Socio-economic status and incident diabetes mellitus among employees in Denmark: a prospective analysis with 10-year follow-up

Tidsskriftartikel - 2014

Resume

AIMS: To contribute to the research on diabetes and social inequality by presenting national data on incident diabetes mellitus, stratified according to socio-economic status. METHODS: National registers were combined, linking socio-economic status with incident diabetes over a 10-year period (2001-2010). The study population comprised employees in Denmark aged 20-59 years at baseline. Poisson regression analysis was used to estimate socio-economic rate ratios. Excess fraction analysis was used to determine the proportion of cases that would not have occurred if morbidity rates in each socio-economic group had been as low as those in the reference group. Monte Carlo simulation was used to calculate 95% CIs for excess fraction estimates RESULTS: A total of 1 005 572 men and 951 039 women were included in the analysis. The follow-up yielded 43 439 cases in 9 533 199 person-years at risk among men and 29 266 cases in 9 163 405 person-years at risk among women. Using 'professionals' as a reference group, higher levels of relative risk were observed among every other socio-occupational group.

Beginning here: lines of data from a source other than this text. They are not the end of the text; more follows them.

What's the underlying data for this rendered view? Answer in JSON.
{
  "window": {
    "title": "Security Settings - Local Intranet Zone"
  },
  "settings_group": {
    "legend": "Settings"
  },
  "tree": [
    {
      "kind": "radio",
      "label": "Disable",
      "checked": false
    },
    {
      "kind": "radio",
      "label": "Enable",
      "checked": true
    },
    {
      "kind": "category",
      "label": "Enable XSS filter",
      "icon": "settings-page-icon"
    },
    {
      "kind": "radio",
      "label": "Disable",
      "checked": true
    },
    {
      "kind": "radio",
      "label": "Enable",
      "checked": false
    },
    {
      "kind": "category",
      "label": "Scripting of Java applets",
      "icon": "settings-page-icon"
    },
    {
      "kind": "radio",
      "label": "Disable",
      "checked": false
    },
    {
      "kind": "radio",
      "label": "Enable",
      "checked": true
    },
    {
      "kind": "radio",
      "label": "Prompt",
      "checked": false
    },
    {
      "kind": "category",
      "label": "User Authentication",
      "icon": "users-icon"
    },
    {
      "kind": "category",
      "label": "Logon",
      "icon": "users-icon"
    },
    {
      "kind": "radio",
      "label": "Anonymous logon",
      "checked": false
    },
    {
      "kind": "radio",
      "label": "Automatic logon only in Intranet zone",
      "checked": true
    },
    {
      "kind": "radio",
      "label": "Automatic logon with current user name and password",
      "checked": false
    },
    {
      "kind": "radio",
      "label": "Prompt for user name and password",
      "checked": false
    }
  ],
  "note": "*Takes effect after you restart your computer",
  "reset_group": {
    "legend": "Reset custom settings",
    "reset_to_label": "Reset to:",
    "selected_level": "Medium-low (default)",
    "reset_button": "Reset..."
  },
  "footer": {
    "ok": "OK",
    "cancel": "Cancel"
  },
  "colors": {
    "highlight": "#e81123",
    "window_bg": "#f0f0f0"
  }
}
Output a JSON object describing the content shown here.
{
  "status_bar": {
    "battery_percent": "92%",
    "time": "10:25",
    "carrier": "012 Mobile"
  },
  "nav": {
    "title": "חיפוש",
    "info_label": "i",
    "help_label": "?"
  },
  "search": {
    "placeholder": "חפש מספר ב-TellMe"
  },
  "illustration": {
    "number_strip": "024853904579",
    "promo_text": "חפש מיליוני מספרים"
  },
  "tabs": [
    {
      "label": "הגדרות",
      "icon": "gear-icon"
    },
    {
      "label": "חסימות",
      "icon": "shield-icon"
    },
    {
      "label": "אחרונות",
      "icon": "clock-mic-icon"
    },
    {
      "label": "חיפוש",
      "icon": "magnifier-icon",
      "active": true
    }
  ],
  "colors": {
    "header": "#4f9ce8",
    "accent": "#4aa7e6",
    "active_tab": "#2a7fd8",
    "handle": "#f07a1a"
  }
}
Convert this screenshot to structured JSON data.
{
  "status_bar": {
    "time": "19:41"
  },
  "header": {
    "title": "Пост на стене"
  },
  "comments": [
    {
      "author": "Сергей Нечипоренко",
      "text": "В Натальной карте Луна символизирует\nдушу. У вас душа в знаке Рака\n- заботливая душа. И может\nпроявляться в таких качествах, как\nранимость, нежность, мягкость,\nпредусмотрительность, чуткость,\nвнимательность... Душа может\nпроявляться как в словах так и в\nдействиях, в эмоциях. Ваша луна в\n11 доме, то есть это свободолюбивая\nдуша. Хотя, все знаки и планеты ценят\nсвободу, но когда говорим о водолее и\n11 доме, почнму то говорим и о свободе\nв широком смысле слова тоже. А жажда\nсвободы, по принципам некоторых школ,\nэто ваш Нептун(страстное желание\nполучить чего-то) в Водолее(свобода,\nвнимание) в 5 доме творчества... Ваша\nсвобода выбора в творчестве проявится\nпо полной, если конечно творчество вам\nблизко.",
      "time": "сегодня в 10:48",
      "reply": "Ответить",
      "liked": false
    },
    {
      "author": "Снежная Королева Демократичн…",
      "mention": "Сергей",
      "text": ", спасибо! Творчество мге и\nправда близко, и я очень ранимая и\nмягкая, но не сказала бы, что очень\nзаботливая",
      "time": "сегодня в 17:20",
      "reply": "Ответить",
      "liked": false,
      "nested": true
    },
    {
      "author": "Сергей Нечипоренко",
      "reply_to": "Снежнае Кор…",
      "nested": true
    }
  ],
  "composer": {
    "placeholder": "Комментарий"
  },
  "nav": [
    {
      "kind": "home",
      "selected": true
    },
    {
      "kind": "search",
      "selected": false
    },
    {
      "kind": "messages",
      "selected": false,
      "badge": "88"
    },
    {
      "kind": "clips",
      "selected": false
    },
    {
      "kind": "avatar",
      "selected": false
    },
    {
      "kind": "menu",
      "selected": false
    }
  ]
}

The excess fraction was, 0.342 (95% CI 0.329-0.354) among men and 0.359 (95% CI 0.349-0.369) among women. CONCLUSIONS: Excess fraction analysis suggests that more than a third of cases of diabetes could be prevented if all employees were exposed to the same working conditions as the reference population. Acknowledging potential confounders, the observed levels of incident diabetes among the workforce highlight the potential gains to be had by better use of the workplace as an arena for prevention. Greater integration of occupational health and general healthcare is required to achieve this

Reference

Cleal BR, Hannerz H, Poulsen K, Andersen LL. Socio-economic status and incident diabetes mellitus among employees in Denmark: a prospective analysis with 10-year follow-up. Diabetic Medicine 2014;31(12):1559-1562.